Ancora quattro giorni di tempo per convincere Draghi a desistere dalle dimissioni. La chiave di volta sta qui. Far decantare la situazione e provare a superare la crisi. La scommessa dei partiti è quella di dimostrare che nonostante tutto c’è una maggioranza a suo sostegno pronta a ricompattarsi, motivo per cui Mattarella ha ribadito la necessità di una valutazione parlamentare.
Le dimissioni di Mario Draghi non portano automaticamente al voto anticipato, anche nel caso in cui il presidente del Consiglio mercoledì alle Camere confermi le sue dimissioni, bloccando così dibattito e voto parlamentare sul suo intervento. Le elezioni anticipate non piacciono a nessuno. Non di certo al Pd che difficilmente stringerebbe ancora un’alleanza con il Movimento 5 Stelle già fortemente dilaniato al suo interno e con non molte possibilità di successo se il centrodestra si dovesse presentare compatto. Neppure ai centristi di Italia Viva e Azione di Calenda i quali, in piena fase di organizzazione, puntano a divenire il possibile “ago della bilancia” nella prossima legislatura e necessitano di più tempo a disposizione.
Potrebbe piacere forse alla Lega di Salvini (non quella di Giorgetti e dei Presidenti delle Giunte regionali) il cui appoggio al Governo Draghi è stato pagato con un forte crollo dei consensi come, del resto, certificato nelle recenti elezioni amministrative. Salvini potrebbe valutare la via del voto per impedire a Fratelli d’Italia di incrementare ulteriormente il proprio consenso (almeno stando ai sondaggi), oppure alzare la posta in un Draghi bis. Giorgia Meloni, invece, è stata chiara fin da subito: il voto rimane l’unica soluzione praticabile. Da ultimo, neppure Luigi Di Maio con la sua nuova formazione politica appositamente costituita ad hoc come stampella del governo ha interesse ad uno scioglimento anticipato, causa la difficoltà di una rielezione vista anche la legge sulla riduzione del numero dei parlamentari.
Spunta così l’ipotesi di un “traghettatore” fino alle prossime elezioni. E ancora una volta, come in ogni crisi negli ultimi 30 anni, torna il grande classico della politica italiana: Giuliano Amato. L’ultima volta, in ordine di tempo, il suo nome era stato fatto durante i giorni che hanno portato alla rielezione del presidente Sergio Mattarella al Quirinale. E dopo lo strappo del M5s, in questa nuova crisi che per molti osservatori rappresenterebbe il capolinea del governo Draghi, il presidente della Corte Costituzionale viene visto come il possibile “traghettatore” che potrebbe essere scelto dal Quirinale, qualora Mario Draghi dovesse dimettersi.
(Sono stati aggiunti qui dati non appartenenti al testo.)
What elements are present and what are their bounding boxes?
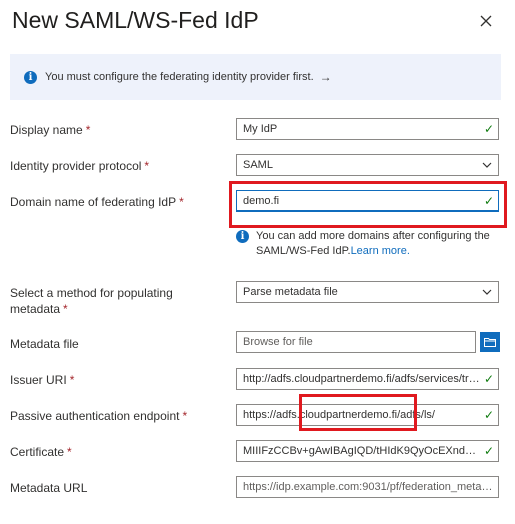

Come riferisce il quotidiano La Repubblica, citando un’autorevole fonte M5S, Massimo D’Alema si sta muovendo ed ha avuto contatti con Giuseppe Conte ed esponenti della Lega per verificare la praticabilità di un governo Amato fino al termine della legislatura. Il mandato di Amato alla Corte costituzionale terminerà nei primi giorni di settembre: non è quindi un ostacolo per il progetto. L’ultima parola spetterà, come previsto dalla Costituzione, al presidente Mattarella. Se la proposta verrà accettata finirebbe l’era Draghi, ma non si andrebbe comunque al voto.